第2回《ベートーヴェンの後にかけるもの》 シューベルト:交響曲第9番 D944『ザ・グレイト』
早めに退勤出来たので、駅とは反対方向高台の頂上へと散歩に出かけました。今日は天気も良く京浜工業地帯の海(房総半島まで)やコンテナ船、山手越しのベイブリッチも見えて、とても清々しい気分で練習が出来そうです。
さて、そんな気分の時に聴きたい曲は、シューベルトの傑作『ザ・グレート』です。この曲、実はシューベルトの死後約10年を経て後輩作曲家のRシューマンがスコアを発見し初演(演奏はメンデルスゾーン指揮ライプツィヒゲバントハウス管)にこぎつけたと言う、言ってみれば掘り出し物の作品でした。しかしその内容はシューベルトの交響曲創作における結論とも言うべき大作で、彼独自のロマンティクな叙情性と、憧れていたベートーヴェンの古典的で壮大な作風の両面の融合の上に成立しています。つまり、シューベルトの持ち味と音楽に対する理想といった双方が絶妙に調和した集大成の名曲なのです。

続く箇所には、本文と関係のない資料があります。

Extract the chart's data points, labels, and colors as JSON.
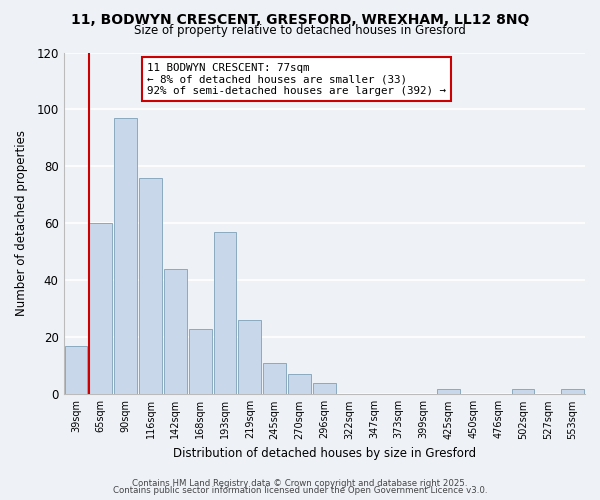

僕は小学生の頃からこの曲が好きで、清々しい冒頭のホルンが聴こえてから終楽章の駆け抜けるようなフィナーレまで、心を奪われ音楽に没頭していました。特に2楽章のヘ長調で奏でられる第2主題(暗い部屋に淡い光が差し込む様な場面)は、いつ聞いても魅了される美しさです。是非聴いてみてください←押し付け?笑
因みに、シューベルトが無くなる4年前の1824年、音楽界の大事件とも言われたベートーヴェンの第9交響曲の初演がウィーンで行われました。同じ街に居たシューベルトがこの初演を聞いたかどうか、史実としては分かっていません。しかし、『ザ・グレイト』の中に「これは絶対聞いただろ〜」と思わせるメロディーが出てきます。それは第4楽章!あの有名な喜びの歌の旋律の断片が突然現れます。是非探してみてください。
シューベルトは生前、「ベートーヴェンの後に何が書けるでしょうか?」と友人に弱音をはいていたそうです。いやいやいや、シューベルトの第9、ザ・グレイト!!